A segunda causa refere-se à falta de pressão social: a população brasileira está satisfeita com a educação. A escola oferecida aos filhos da maioria da população é muito melhor da escola que eles tiveram, ou a que abandonaram. Mesmo que os resultados sejam pífios, esse fato é inegável. Já a classe média e as elites se contentam em alcançar um diferencial apenas um pouquinho melhor do que a massa – isso é o suficiente para garantir seus privilégios. Poranto, não há pressão social para melhorar. E sem isso é difícil que os governos se mobilizem.

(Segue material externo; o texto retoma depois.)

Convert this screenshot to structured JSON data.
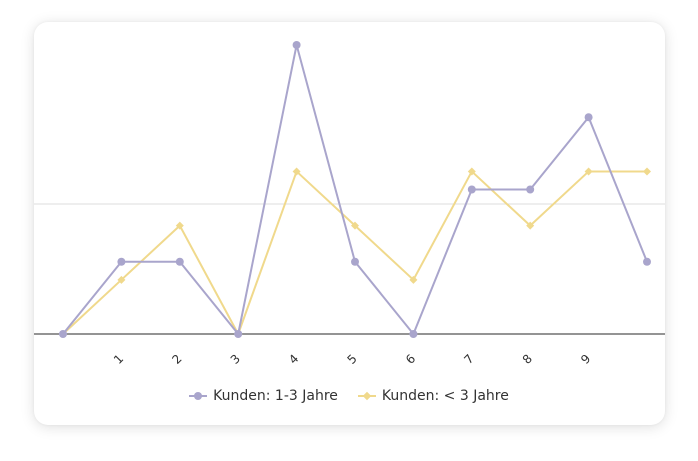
{
  "chart_data": {
    "type": "line",
    "x": [
      "",
      "1",
      "2",
      "3",
      "4",
      "5",
      "6",
      "7",
      "8",
      "9",
      ""
    ],
    "series": [
      {
        "name": "Kunden: 1-3 Jahre",
        "values": [
          0,
          2,
          2,
          0,
          8,
          2,
          0,
          4,
          4,
          6,
          2
        ],
        "color": "#a9a5cc",
        "marker": "circle"
      },
      {
        "name": "Kunden: < 3 Jahre",
        "values": [
          0,
          1.5,
          3,
          0,
          4.5,
          3,
          1.5,
          4.5,
          3,
          4.5,
          4.5
        ],
        "color": "#f0d98c",
        "marker": "diamond"
      }
    ],
    "ylim": [
      0,
      8
    ],
    "gridlines": [
      3.6
    ],
    "grid": true,
    "legend_position": "bottom",
    "colors": {
      "axis": "#555555",
      "grid": "#dddddd",
      "tick_text": "#333333"
    }
  }
}
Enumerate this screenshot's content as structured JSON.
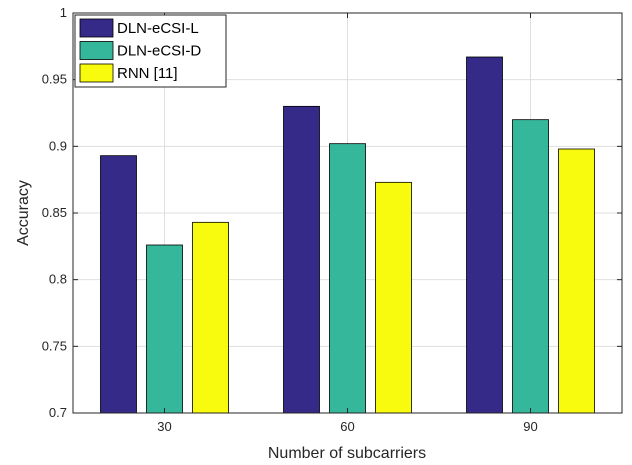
{
  "chart_data": {
    "type": "bar",
    "title": "",
    "xlabel": "Number of subcarriers",
    "ylabel": "Accuracy",
    "categories": [
      "30",
      "60",
      "90"
    ],
    "ylim": [
      0.7,
      1
    ],
    "yticks": [
      "0.7",
      "0.75",
      "0.8",
      "0.85",
      "0.9",
      "0.95",
      "1"
    ],
    "grid": true,
    "legend_position": "top-left",
    "series": [
      {
        "name": "DLN-eCSI-L",
        "color": "#352a87",
        "values": [
          0.893,
          0.93,
          0.967
        ]
      },
      {
        "name": "DLN-eCSI-D",
        "color": "#35b79b",
        "values": [
          0.826,
          0.902,
          0.92
        ]
      },
      {
        "name": "RNN [11]",
        "color": "#f9fb0e",
        "values": [
          0.843,
          0.873,
          0.898
        ]
      }
    ]
  }
}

O terceiro conjunto de causas relaciona-se com o jeito brasileiro de governar: o modelo de expansão sem qualidade, os desarranjos do federalismo, a ineficiência causada pelos mecanismos de financiamento, a força do corporativismo e do clientelismo e, sobretudo, a falta de um conjunto de instituições que constituem o cerne de qualquer projeto educativo.

Para além do diagnóstico, e com base nos critérios de evidências e melhores práticas, o livro propõe um conjunto de mecanismos ou instituições que deveriam se constituir como pilares de um projeto nacional de educação. Entre eles se inserem questões como a de uma política para atrair e formar docentes e gestores, currículos adequados, políticas integradas para a primeira infância, diversificação do ensino médio, avaliação, formas adequadas de financiamento e de articulação entre os níveis da federação. Não se trata de criar programas ou projetos efêmeros – trata-se de estimular o desenvolvimento de instituições, a partir de valores compartilhados e de mecanismos institucionais que assegurem a vitalidade permanente de políticas e práticas educativas. Nesse campo, o Brasil possui pouco consenso e pouquíssimas instituições. É território a ser desbravado.

O sucesso de qualquer reforma educativa se mede pela sua capacidade de alterar o que acontece dentro da sala de aula. E esta também é a grande dificuldade de qualquer reforma – chegar ao destino. Mesmo reconhecendo os desafios e entraves para o sucesso de qualquer reforma, o livro aponta alguns caminhos que – com base em instituições sólidas – poderiam contribuir para iniciar um processo de melhoria da qualidade da educação no Brasil. Entre esses incluem-se sugestões para repensar a questão do magistério, políticas adequadas para cada nível de ensino, formas inovadoras de financiamento e de estímulo à inovação e novos papéis para os diferentes níveis de governo.

Esta é a proposta deste livro. Sem qualquer ambição de oferecer “a solução”, propomos um debate a respeito das escolas que temos, dos fundamentos de um projeto educacional apoiado num conceito minimamente adequado de Escola e nas possibilidades e limites que temos para repensar essa instituição.

Nossas crianças e jovens não estão aprendendo como deveriam e poderiam, estão sendo privados de participar dos benefícios e oportunidades oferecidas aqui e fora de nosso país, mas, sobretudo, estão sendo privados de uma educação que lhes permita fazer melhor do que fez a nossa geração. É nossa responsabilidade ajudar a encontrar e corrigir os rumos. Por isso, este livro serve também de alerta, convite e convocação ao debate.